The Association of British Travel Agents said on Thursday that a cyber attack on its website may have affected around 43,000 individuals and 650 of its members.

The incident occurred on 27 February and related to some customer information, including complaints about Abta members and to documents uploaded via the website in support of Abta membership.

The organisation said about 1,000 files accessed may include the personal identity information of individuals who made complaints about Abta members.

Abta said the majority of the data related to email addresses and passwords for any Abta member or customer of a member that had registered on abta.com.
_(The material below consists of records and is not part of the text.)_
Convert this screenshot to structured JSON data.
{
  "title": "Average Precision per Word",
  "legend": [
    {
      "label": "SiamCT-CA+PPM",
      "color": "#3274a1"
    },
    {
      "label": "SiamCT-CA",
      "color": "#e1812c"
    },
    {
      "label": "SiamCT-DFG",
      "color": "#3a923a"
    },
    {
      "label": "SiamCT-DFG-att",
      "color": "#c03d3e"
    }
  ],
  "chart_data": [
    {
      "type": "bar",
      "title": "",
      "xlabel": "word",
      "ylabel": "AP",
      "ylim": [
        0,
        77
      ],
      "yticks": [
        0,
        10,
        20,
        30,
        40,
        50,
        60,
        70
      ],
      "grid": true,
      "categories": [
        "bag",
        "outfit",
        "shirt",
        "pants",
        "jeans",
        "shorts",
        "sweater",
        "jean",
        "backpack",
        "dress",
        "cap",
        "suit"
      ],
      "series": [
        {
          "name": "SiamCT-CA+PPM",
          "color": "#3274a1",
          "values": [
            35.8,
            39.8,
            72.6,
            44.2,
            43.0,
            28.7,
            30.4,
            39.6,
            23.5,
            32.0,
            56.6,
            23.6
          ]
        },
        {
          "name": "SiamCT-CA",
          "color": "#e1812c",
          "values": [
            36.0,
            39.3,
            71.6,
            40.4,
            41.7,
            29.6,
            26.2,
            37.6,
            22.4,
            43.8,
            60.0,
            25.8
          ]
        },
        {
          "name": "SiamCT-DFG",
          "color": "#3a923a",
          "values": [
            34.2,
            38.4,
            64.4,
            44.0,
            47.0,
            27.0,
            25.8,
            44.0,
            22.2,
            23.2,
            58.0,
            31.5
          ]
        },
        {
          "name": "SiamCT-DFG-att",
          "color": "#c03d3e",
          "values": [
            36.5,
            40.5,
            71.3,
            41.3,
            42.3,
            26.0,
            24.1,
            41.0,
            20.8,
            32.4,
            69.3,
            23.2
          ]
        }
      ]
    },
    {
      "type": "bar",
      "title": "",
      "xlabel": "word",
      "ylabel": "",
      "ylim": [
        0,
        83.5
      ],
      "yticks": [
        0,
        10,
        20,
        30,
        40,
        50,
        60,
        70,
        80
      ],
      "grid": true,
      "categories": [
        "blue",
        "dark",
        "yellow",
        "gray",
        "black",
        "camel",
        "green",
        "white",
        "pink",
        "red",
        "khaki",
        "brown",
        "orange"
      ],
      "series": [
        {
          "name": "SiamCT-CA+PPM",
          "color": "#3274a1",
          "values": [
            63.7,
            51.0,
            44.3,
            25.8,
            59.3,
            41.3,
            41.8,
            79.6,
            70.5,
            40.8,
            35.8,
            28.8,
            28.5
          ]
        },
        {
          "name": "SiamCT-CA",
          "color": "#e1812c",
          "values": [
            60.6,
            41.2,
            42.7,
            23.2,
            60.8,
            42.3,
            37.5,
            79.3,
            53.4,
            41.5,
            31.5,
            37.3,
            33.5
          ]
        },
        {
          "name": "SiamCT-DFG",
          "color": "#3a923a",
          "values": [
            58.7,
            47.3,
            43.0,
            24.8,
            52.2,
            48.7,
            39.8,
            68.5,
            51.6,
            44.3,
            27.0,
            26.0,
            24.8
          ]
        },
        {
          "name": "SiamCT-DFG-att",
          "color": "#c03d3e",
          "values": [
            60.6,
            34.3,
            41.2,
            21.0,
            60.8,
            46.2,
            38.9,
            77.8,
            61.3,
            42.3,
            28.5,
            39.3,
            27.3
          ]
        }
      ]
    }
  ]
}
Although the passwords were encrypted, meaning there is a very low exposure risk of identity theft or online fraud, members and affected customers were being urged to change their passwords.

Chief executive officer Mark Tanzer said the group is not aware of any information being shared by the infiltrator.

“We are actively monitoring the situation, but as a precautionary measure we are taking steps to warn both customers of Abta and Abta members who have the potential to be affected. We are today contacting these people and providing them with information and guidance to help keep them safe from identity theft or online fraud. We have also alerted the relevant authorities, including the Information Commissioner and the Police.

“I would personally like to apologise for the anxiety and concern that this incident may cause to any customer of Abta or Abta member who may be affected. It is extremely disappointing that our web server, managed for Abta through a third party web developer and hosting company, was compromised, and we are taking every step we can to help those affected. I will personally be working with the team to look at what we can learn from this situation.”